Acute variceal bleeding is one of the most common and severe complications of cirrhosis, and such patients typically present to the ED. ED management:

A restrictive blood transfusion is associated with a reduction in further bleeding and rebleeding, a reduction in complication rate, and increased survival.
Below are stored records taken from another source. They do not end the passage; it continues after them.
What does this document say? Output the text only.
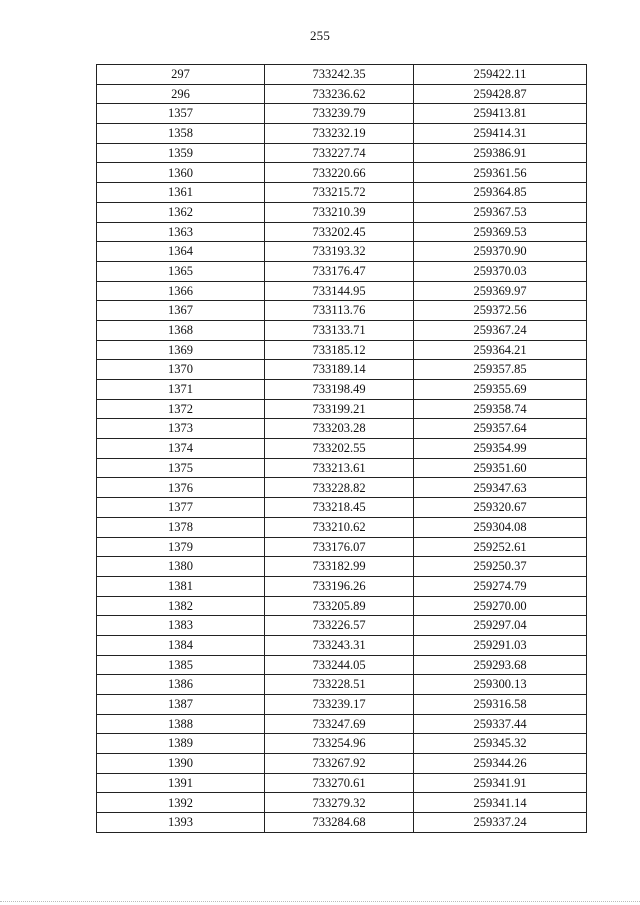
255
297	733242.35	259422.11
296	733236.62	259428.87
1357	733239.79	259413.81
1358	733232.19	259414.31
1359	733227.74	259386.91
1360	733220.66	259361.56
1361	733215.72	259364.85
1362	733210.39	259367.53
1363	733202.45	259369.53
1364	733193.32	259370.90
1365	733176.47	259370.03
1366	733144.95	259369.97
1367	733113.76	259372.56
1368	733133.71	259367.24
1369	733185.12	259364.21
1370	733189.14	259357.85
1371	733198.49	259355.69
1372	733199.21	259358.74
1373	733203.28	259357.64
1374	733202.55	259354.99
1375	733213.61	259351.60
1376	733228.82	259347.63
1377	733218.45	259320.67
1378	733210.62	259304.08
1379	733176.07	259252.61
1380	733182.99	259250.37
1381	733196.26	259274.79
1382	733205.89	259270.00
1383	733226.57	259297.04
1384	733243.31	259291.03
1385	733244.05	259293.68
1386	733228.51	259300.13
1387	733239.17	259316.58
1388	733247.69	259337.44
1389	733254.96	259345.32
1390	733267.92	259344.26
1391	733270.61	259341.91
1392	733279.32	259341.14
1393	733284.68	259337.24
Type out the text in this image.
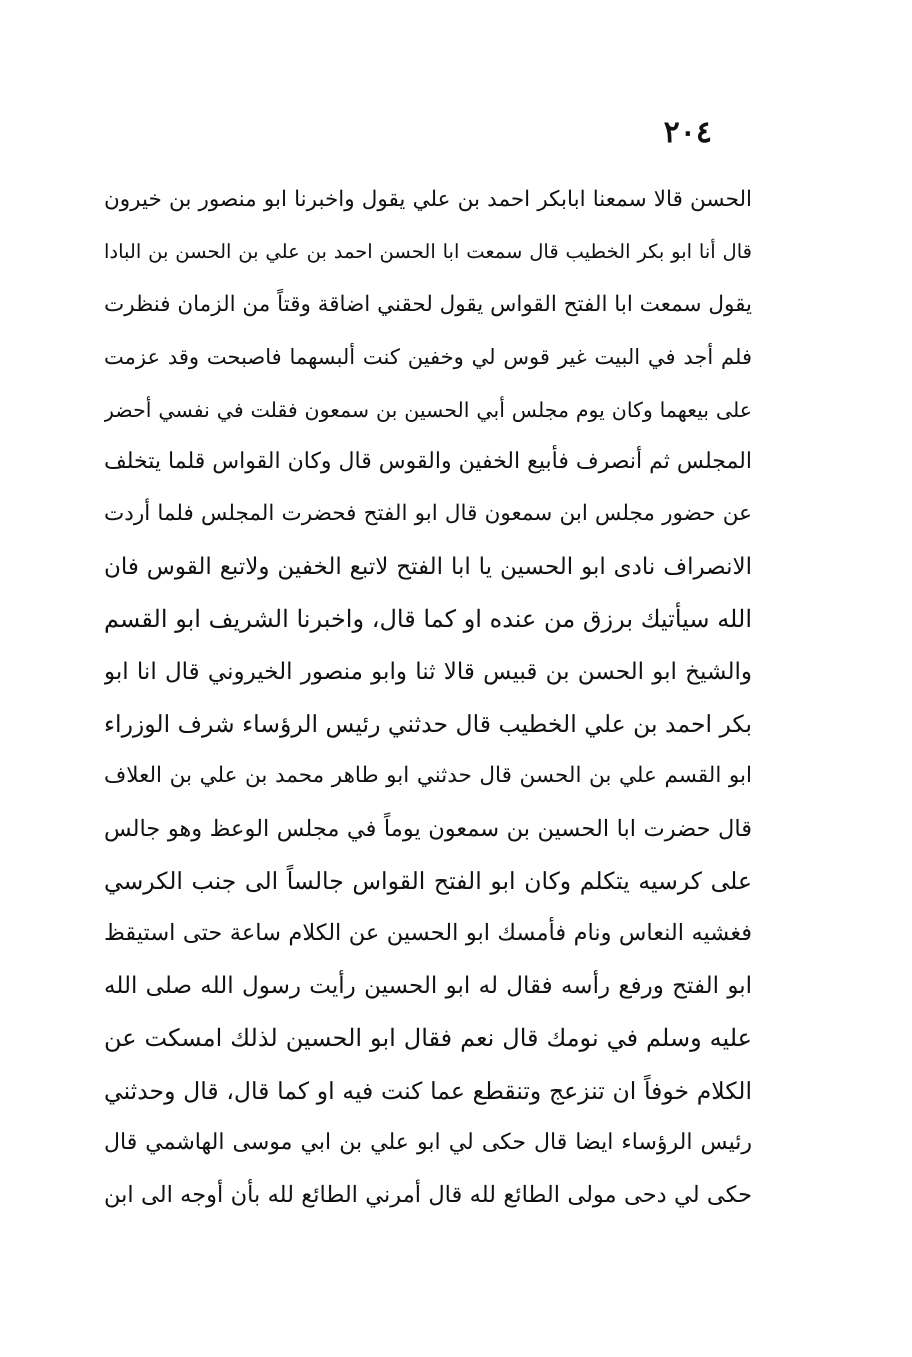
٢٠٤
الحسن قالا سمعنا ابابكر احمد بن علي يقول واخبرنا ابو منصور بن خيرون
قال أنا ابو بكر الخطيب قال سمعت ابا الحسن احمد بن علي بن الحسن بن البادا
يقول سمعت ابا الفتح القواس يقول لحقني اضاقة وقتاً من الزمان فنظرت
فلم أجد في البيت غير قوس لي وخفين كنت ألبسهما فاصبحت وقد عزمت
على بيعهما وكان يوم مجلس أبي الحسين بن سمعون فقلت في نفسي أحضر
المجلس ثم أنصرف فأبيع الخفين والقوس قال وكان القواس قلما يتخلف
عن حضور مجلس ابن سمعون قال ابو الفتح فحضرت المجلس فلما أردت
الانصراف نادى ابو الحسين يا ابا الفتح لاتبع الخفين ولاتبع القوس فان
الله سيأتيك برزق من عنده او كما قال، واخبرنا الشريف ابو القسم
والشيخ ابو الحسن بن قبيس قالا ثنا وابو منصور الخيروني قال انا ابو
بكر احمد بن علي الخطيب قال حدثني رئيس الرؤساء شرف الوزراء
ابو القسم علي بن الحسن قال حدثني ابو طاهر محمد بن علي بن العلاف
قال حضرت ابا الحسين بن سمعون يوماً في مجلس الوعظ وهو جالس
على كرسيه يتكلم وكان ابو الفتح القواس جالساً الى جنب الكرسي
فغشيه النعاس ونام فأمسك ابو الحسين عن الكلام ساعة حتى استيقظ
ابو الفتح ورفع رأسه فقال له ابو الحسين رأيت رسول الله صلى الله
عليه وسلم في نومك قال نعم فقال ابو الحسين لذلك امسكت عن
الكلام خوفاً ان تنزعج وتنقطع عما كنت فيه او كما قال، قال وحدثني
رئيس الرؤساء ايضا قال حكى لي ابو علي بن ابي موسى الهاشمي قال
حكى لي دحى مولى الطائع لله قال أمرني الطائع لله بأن أوجه الى ابن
PRBC transfusion should be done conservatively to obtain a target hemoglobin level between 7 - 8 g/dl (of course, other factors such as co-morbidities, age, and hemodynamic status should be considered on an individual basis).

Antibiotic prophylaxis is an integral part of therapy for patients with cirrhosis presenting with UGI bleeding as the use of antibiotics has been shown to reduce both the risk of rebleeding and mortality. Quinolones are frequently used but in high-risk patients (> 2 of the following: ascites, jaundice, malnutrition, or encephalopathy) ceftriaxone (1 g/d for 7 days) has been shown to be superior.

Vasoactive drugs (e.g. octreotide) should be initiated as soon as variceal bleeding is suspected before endoscopy. Vasoactive drugs cause splanchnic vasoconstriction, thereby decreasing portal pressure and reducing or stopping variceal bleeding.
(1) Cremers I, et al. Therap Adv Gastroenterol Sep 2014; 7(5): 206-216.
(2) Intagliata NM, et al. Clinical Liver Disease 2014; 3(6): 114-117.
(3) Garcia-Pagan JC, et al. Semin Respir Crit Care Med 2012;33:46-54.
(4) de Franchis R, et al. J of Hepatology 2010;53: 762-768.